Des fissures commencent à apparaître dans les modèles de distribution et de paiement des applications d'Apple et de Google alors que de plus en plus de pays les prennent à partie. Mais les grandes entreprises technologiques ne céderont pas sans se battre et utiliseront sans doute tous les outils disponibles pour esquiver la balle. Par exemple, en Corée du Sud, où Apple a été contraint d'autoriser des méthodes de paiement alternatives, la société prélève une commission de 26 % sur toutes les ventes d'applications traitées par des fournisseurs tiers.
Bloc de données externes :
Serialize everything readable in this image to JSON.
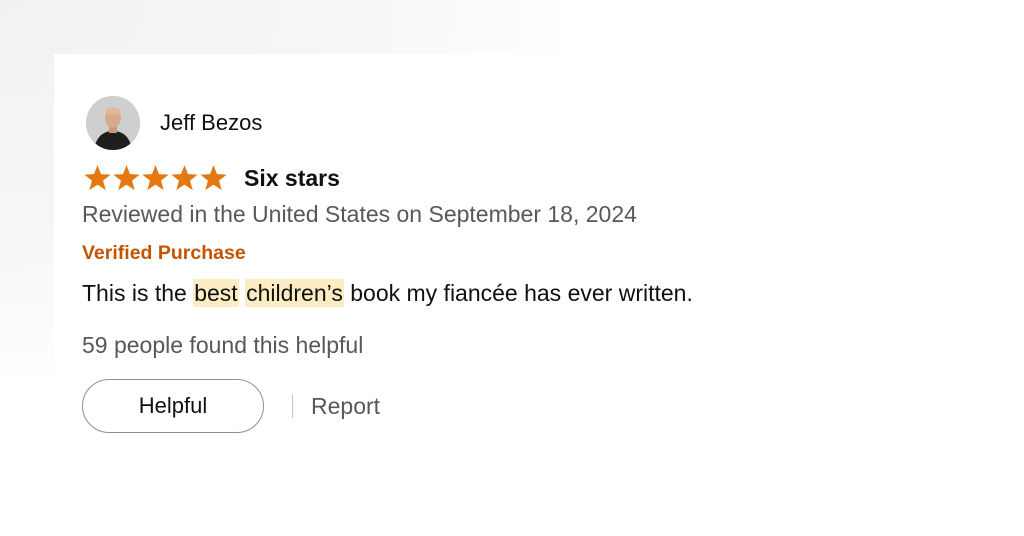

Cela signifie que les développeurs d'applications sud-coréens éligibles à un taux réduit de 15 % dans l'App Store paieront presque deux fois plus s'ils optent pour un mode de paiement alternatif.
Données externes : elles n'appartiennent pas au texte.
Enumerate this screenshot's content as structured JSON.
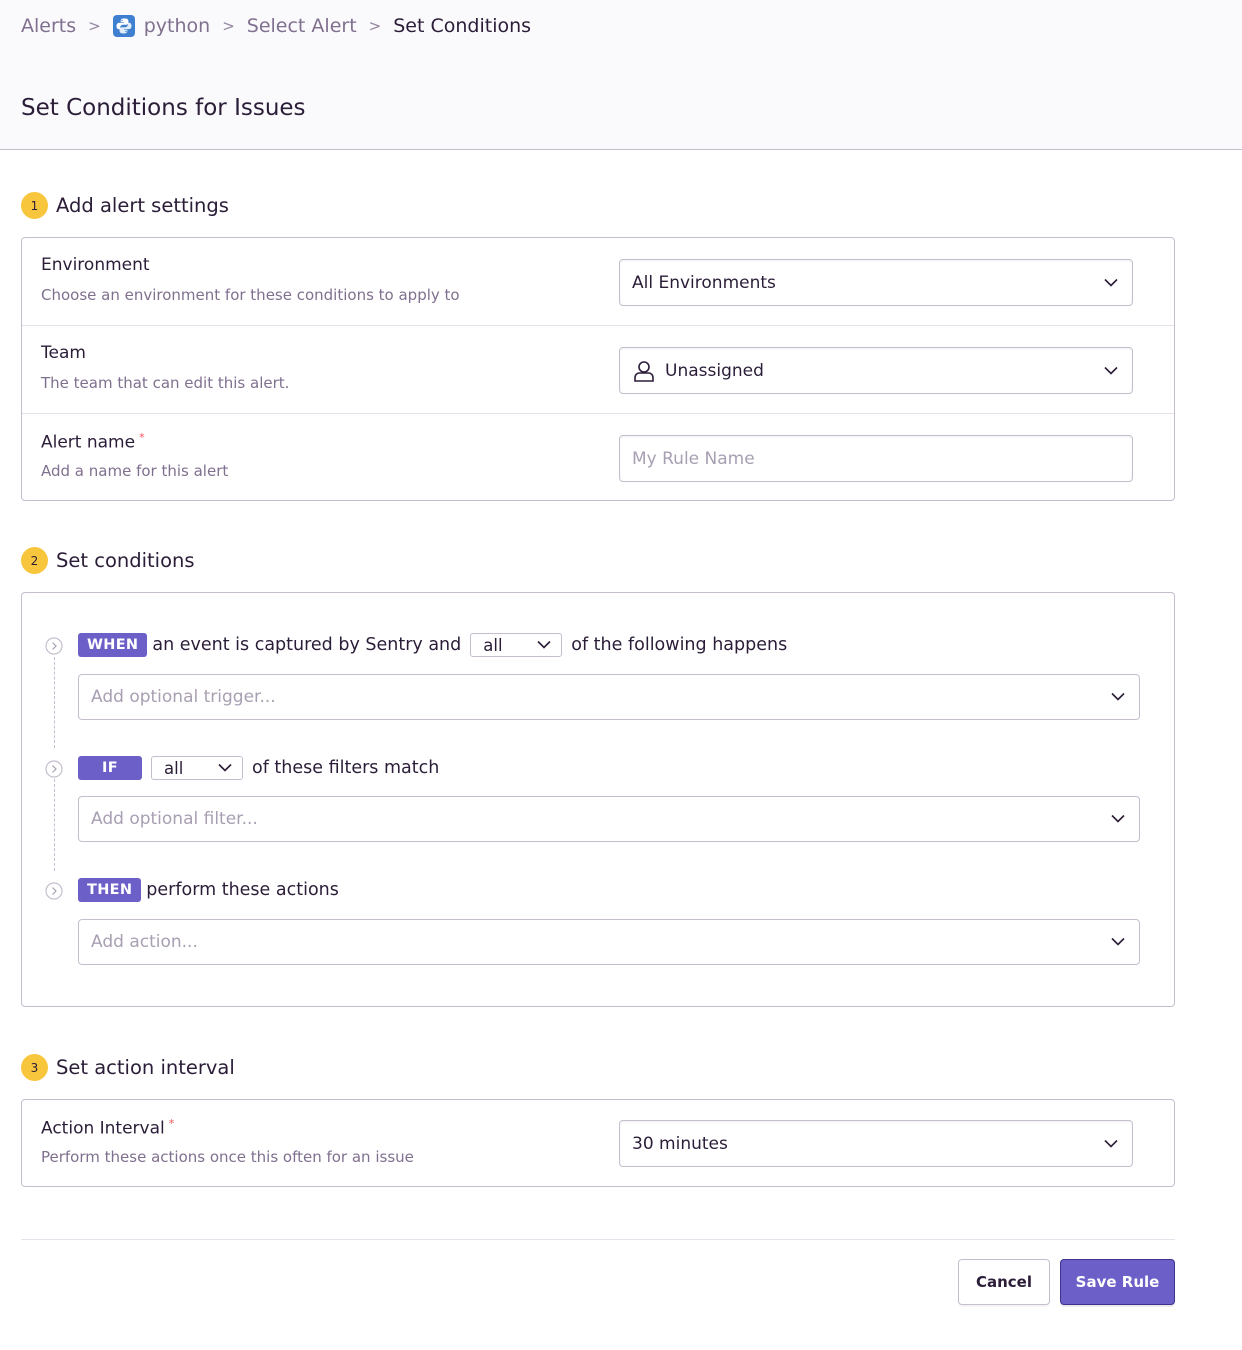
{
  "breadcrumb": {
    "alerts": "Alerts",
    "project": "python",
    "select_alert": "Select Alert",
    "current": "Set Conditions"
  },
  "page_title": "Set Conditions for Issues",
  "colors": {
    "accent": "#6c5fc7",
    "step_badge": "#f8c63d",
    "required": "#f55459",
    "python_icon": "#3f7fd0"
  },
  "steps": {
    "settings": {
      "number": "1",
      "title": "Add alert settings",
      "environment": {
        "label": "Environment",
        "help": "Choose an environment for these conditions to apply to",
        "value": "All Environments"
      },
      "team": {
        "label": "Team",
        "help": "The team that can edit this alert.",
        "value": "Unassigned"
      },
      "alert_name": {
        "label": "Alert name",
        "required_mark": "*",
        "help": "Add a name for this alert",
        "placeholder": "My Rule Name",
        "value": ""
      }
    },
    "conditions": {
      "number": "2",
      "title": "Set conditions",
      "when": {
        "tag": "WHEN",
        "prefix": "an event is captured by Sentry and",
        "match": "all",
        "suffix": "of the following happens",
        "placeholder": "Add optional trigger..."
      },
      "if": {
        "tag": "IF",
        "match": "all",
        "suffix": "of these filters match",
        "placeholder": "Add optional filter..."
      },
      "then": {
        "tag": "THEN",
        "suffix": "perform these actions",
        "placeholder": "Add action..."
      }
    },
    "interval": {
      "number": "3",
      "title": "Set action interval",
      "action_interval": {
        "label": "Action Interval",
        "required_mark": "*",
        "help": "Perform these actions once this often for an issue",
        "value": "30 minutes"
      }
    }
  },
  "buttons": {
    "cancel": "Cancel",
    "save": "Save Rule"
  }
}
Il faut faire quelque chose

Pour résumer, lorsque vous avez affaire à des magasins d'applications, vous êtes assis sur un baril de poudre prêt à exploser à tout moment. Google et Apple jouissent d'une position dominante sur le marché, tout en supprimant les alternatives, que ce soit directement ou indirectement. Pour les développeurs d'applications, cela signifie souvent un processus d'examen qui traîne en longueur, une commission élevée et un manque de transparence de la part d'Apple et de Google lorsqu'il s'agit de faire respecter les règles de la boutique. Cela signifie également que certaines catégories d'applications, comme celles dotées d'une fonction de blocage des publicités, peuvent être considérées comme une menace par les géants de la technologie, ne plus avoir la faveur de ces derniers et ne plus être autorisées à revenir. Par exemple, l'application AdGuard pour Android ne peut être téléchargée que manuellement, car Google interdit la distribution de bloqueurs de publicité au niveau du réseau via Google Play.

Les tentatives des entreprises individuelles de défier le système sont vouées à l'échec, et c'est aux régulateurs travaillant de concert les uns avec les autres de freiner Apple et Google. Les développeurs d'applications ne sont pas les seuls à souffrir de l'hégémonie du duo. Ce sont les utilisateurs qui souffrent le plus. Ils n'ont pas la possibilité d'installer d'excellentes applications parce que celles-ci n'ont pas passé le cap de l'App Store ou de Google Play. Ils doivent également supporter les frais que les magasins d'applications prélèvent auprès des développeurs et que ces derniers doivent intégrer dans le prix.

Moins de consolidation du pouvoir ne peut que favoriser une concurrence saine, promouvoir l'innovation et profiter aux utilisateurs.